Although Great Britain declared her neutrality, both the Union and Confederate causes were supported by various influential businessmen and shipments of arms and equipment were made from here in large quantities supplying both sides. Fantastic profits were made by running war supplies through the Union blockade to the besieged Southern ports.

Shoes and boots from the factories in Northampton, paper made at Wookey Hole for confederate bank notes, buttons manufactured in Birmingham and Manchester, blankets, drugs, tents, muskets, ammunition and even false teeth were all shipped out although the paperwork never showed the true destination.

Ships were bought and sold or purposely built as blockade runners. The most feared Confederate commerce raider, the ALABAMA, was built secretly at Laird's yard in Liverpool. She was sunk by the USS KEARSAGE off the coast of France. The survivors were picked up by two British yachts and her Captain and Senior Officers landed in Southampton.
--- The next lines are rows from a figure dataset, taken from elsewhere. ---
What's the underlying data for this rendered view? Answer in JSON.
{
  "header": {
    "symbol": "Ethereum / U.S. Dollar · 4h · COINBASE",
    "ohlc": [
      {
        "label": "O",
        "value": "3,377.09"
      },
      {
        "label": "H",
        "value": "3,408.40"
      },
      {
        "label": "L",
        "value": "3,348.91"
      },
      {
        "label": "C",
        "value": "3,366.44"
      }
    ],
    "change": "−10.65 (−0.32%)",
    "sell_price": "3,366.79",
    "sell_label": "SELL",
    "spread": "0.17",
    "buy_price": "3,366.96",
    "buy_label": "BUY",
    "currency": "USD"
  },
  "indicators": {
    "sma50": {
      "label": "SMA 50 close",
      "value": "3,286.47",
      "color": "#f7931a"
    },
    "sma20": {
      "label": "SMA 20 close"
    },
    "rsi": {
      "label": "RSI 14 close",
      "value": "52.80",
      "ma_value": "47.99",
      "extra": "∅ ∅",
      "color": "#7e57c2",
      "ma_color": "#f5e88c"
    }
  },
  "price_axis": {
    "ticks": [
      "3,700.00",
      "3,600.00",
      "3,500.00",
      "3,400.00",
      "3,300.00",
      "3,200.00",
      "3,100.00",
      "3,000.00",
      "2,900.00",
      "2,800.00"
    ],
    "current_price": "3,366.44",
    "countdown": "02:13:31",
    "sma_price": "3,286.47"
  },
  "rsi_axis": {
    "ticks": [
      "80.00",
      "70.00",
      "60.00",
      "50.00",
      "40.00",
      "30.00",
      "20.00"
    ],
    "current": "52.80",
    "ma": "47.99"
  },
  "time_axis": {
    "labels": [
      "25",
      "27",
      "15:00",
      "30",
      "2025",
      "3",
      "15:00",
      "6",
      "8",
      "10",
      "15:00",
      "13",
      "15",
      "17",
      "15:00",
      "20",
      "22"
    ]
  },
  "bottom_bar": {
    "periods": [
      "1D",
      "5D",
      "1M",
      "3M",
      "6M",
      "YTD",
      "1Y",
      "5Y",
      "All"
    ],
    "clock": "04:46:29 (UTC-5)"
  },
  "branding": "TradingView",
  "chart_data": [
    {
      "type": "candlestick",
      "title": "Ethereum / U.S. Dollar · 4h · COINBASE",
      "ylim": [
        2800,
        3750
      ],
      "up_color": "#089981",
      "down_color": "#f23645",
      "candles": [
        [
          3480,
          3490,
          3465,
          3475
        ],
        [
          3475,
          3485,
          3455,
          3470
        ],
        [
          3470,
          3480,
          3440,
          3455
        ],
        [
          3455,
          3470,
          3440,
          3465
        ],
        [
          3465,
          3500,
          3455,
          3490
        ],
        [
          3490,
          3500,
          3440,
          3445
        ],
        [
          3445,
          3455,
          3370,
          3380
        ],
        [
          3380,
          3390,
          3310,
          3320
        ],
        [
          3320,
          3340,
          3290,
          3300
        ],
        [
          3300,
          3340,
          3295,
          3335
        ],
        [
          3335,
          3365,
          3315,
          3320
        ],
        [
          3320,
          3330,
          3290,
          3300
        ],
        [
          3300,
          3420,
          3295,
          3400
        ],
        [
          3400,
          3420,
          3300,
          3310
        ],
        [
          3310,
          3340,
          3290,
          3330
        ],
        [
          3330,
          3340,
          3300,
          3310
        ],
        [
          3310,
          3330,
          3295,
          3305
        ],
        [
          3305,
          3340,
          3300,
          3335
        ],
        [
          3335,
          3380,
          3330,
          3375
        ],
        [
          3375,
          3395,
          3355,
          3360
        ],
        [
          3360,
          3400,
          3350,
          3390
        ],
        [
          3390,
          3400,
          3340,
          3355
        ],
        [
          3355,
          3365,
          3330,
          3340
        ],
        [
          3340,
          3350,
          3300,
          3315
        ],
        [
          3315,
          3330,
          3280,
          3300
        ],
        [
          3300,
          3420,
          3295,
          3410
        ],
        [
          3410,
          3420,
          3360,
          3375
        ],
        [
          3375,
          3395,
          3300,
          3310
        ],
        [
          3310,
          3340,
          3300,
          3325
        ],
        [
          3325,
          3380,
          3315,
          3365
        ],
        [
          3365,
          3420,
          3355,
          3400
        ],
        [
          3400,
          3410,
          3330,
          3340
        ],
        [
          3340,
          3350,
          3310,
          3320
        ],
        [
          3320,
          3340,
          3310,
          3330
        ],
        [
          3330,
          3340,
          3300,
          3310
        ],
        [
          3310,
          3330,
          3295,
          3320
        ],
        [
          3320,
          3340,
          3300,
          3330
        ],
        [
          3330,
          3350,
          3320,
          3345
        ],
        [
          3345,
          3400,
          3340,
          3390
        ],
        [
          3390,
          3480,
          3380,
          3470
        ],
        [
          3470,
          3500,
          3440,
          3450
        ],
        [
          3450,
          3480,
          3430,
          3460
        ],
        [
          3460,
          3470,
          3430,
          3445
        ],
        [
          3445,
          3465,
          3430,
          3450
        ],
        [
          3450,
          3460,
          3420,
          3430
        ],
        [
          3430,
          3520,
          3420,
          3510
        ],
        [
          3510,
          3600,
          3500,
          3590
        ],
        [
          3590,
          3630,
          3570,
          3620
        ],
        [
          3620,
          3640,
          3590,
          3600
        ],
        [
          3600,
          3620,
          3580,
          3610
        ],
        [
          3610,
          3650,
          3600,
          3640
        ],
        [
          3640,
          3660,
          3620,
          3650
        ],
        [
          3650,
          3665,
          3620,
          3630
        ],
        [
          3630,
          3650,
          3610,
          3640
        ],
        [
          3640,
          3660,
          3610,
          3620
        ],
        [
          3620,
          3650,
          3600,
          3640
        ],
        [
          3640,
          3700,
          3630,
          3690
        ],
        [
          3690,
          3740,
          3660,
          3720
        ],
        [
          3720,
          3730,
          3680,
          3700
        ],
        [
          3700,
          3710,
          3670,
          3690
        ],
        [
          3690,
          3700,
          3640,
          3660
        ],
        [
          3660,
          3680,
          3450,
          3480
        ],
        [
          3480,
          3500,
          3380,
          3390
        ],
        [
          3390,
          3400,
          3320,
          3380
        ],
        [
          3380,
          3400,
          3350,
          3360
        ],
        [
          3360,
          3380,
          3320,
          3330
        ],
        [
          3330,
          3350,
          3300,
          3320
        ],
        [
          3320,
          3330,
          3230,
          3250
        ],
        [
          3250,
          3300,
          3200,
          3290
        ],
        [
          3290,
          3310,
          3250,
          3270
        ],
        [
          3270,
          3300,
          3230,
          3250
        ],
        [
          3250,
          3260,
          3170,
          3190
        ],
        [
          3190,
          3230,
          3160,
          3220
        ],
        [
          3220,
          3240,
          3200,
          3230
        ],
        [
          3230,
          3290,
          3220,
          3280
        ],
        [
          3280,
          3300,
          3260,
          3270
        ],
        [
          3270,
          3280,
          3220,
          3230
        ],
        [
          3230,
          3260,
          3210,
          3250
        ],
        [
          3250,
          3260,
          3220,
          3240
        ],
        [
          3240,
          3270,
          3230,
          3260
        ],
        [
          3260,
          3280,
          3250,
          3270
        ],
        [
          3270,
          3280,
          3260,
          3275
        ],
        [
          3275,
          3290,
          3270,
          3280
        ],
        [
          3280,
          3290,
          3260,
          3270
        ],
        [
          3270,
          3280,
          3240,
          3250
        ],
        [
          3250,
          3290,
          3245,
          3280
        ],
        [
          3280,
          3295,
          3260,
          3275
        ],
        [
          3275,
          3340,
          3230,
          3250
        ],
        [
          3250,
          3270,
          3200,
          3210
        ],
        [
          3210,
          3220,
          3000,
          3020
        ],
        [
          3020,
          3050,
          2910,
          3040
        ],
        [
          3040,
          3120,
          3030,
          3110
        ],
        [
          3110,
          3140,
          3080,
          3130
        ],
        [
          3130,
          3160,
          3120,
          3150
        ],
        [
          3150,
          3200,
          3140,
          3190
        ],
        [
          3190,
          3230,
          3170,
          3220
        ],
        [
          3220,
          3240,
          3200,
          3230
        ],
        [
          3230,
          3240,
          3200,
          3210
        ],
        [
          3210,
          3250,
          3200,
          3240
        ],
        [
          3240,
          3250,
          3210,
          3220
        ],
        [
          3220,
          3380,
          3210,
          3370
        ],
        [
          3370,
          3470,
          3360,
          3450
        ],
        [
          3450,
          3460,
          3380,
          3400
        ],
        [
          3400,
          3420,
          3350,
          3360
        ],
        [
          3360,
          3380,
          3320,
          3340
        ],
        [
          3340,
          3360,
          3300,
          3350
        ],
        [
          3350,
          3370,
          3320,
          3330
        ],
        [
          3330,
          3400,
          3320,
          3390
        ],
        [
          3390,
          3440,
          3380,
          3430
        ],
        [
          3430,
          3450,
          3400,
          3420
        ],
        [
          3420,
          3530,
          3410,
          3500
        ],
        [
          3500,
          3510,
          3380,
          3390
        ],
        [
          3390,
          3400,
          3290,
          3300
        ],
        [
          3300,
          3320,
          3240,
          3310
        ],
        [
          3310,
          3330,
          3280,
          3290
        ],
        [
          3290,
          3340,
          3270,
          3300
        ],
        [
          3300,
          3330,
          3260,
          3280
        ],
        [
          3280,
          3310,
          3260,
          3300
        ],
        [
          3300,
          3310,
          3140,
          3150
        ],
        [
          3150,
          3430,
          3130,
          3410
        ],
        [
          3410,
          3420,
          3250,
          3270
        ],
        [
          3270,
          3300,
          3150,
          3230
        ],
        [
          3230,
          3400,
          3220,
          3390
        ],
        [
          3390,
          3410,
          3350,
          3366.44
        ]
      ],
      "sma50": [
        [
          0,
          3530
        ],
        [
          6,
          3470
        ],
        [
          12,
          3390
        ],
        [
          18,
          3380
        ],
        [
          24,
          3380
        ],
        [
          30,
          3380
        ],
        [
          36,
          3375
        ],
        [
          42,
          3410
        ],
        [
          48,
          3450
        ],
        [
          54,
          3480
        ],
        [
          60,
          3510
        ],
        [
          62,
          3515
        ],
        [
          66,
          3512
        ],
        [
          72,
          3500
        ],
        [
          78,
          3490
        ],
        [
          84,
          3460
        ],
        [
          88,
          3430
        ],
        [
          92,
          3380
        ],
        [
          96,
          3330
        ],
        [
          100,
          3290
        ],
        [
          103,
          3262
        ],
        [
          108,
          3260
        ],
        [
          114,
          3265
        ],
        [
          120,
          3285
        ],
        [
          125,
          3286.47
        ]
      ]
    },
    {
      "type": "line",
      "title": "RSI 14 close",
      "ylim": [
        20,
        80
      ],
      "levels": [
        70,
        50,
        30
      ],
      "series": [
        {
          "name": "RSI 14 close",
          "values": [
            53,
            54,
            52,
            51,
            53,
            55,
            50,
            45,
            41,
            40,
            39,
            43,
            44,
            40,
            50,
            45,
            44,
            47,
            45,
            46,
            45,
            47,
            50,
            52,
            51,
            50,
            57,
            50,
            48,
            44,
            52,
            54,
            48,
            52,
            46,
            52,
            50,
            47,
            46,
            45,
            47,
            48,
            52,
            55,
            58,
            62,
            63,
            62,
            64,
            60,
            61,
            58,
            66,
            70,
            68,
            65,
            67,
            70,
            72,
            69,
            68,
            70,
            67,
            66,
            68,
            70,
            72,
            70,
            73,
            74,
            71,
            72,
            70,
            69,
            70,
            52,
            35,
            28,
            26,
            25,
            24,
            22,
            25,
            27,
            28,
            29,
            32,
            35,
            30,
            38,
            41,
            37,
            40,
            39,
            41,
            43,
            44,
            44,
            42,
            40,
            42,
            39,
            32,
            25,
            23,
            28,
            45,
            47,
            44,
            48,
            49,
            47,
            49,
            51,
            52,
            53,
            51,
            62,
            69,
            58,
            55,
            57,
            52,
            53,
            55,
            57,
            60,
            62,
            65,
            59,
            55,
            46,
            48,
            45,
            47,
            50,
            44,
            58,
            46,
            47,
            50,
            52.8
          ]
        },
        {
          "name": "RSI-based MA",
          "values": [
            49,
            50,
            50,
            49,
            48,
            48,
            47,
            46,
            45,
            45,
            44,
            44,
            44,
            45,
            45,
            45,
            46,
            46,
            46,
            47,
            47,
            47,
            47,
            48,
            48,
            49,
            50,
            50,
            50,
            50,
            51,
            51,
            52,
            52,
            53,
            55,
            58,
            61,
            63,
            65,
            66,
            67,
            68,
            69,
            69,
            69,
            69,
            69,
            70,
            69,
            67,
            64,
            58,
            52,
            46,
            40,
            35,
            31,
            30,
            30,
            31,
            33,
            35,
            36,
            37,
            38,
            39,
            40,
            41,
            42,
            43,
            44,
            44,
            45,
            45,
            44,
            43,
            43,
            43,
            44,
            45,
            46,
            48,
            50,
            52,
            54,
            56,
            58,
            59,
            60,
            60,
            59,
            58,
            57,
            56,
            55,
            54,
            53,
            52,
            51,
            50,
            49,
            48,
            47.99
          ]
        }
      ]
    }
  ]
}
Her surgeon, a Welshman was drowned when he refused to leave until the wounded had been rescued. In the 1870s, the International Court of Arbitration ruled that Great Britain pay a heavy compensation for the Union merchant ships lost to the ALABAMA.

The very last surrender of the American Civil War took place in Liverpool when the CSS SHENANDOAH surrendered to HMS DONEGAL having made a nine thousand mile journey to do so. Unfortunately she had been decimating the northern whaling fleet in the Pacific not knowing that the war had ended some seven months previously.

HMS DONEGAL survived until the 1920s ending her life as a training ship alongside HMS WARRIOR when both were used as part of the HMS VERNON gunnery school. By coincidence, a photograph survives showing the two together at this time.

So why the American Civil War? One answer is because we were a part of it. Over 50,00 British citizens fought in it and many of the American citizens were recent immigrants from the UK so British accents were common. A second response is because this war, more than any other, was a turning point in weaponry and tactics. At the start they were still using Napoleonic tactics, muzzle loading muskets and smooth bore canon. By the end they were using trench warfare, breech loading repeating rifles, mortars, mines (including those placed in and around Southern routes to the sea to enforce the blockade. These were called torpedoes), aerial reconnaissance, blackouts, submarine attack (the Hunley), the machine gun had been invented and the first battle of the ironclads had taken place. This is where modern warfare really began and somewhere between 620,000 and 650,000 died in the space of four years. This was a fascinating, terrifying, extraordinary time that has been remarkably well documented thanks to the use of the camera and the willingness of participants from officers down to ordinary men to record their experiences for posterity. Finally, we've met a bunch of people who are fun to be with and a way of life for the weekend that allows you to switch off the pressures of the modern world and step back in time to a period when everything came down to basics: food, friends and staying alive. No mobile phones, no computers, no TV, no microwaves, and because we're not really trying to kill each other, no stresses. Come along and find out for yourself. It's the perfect antidote to the modern world.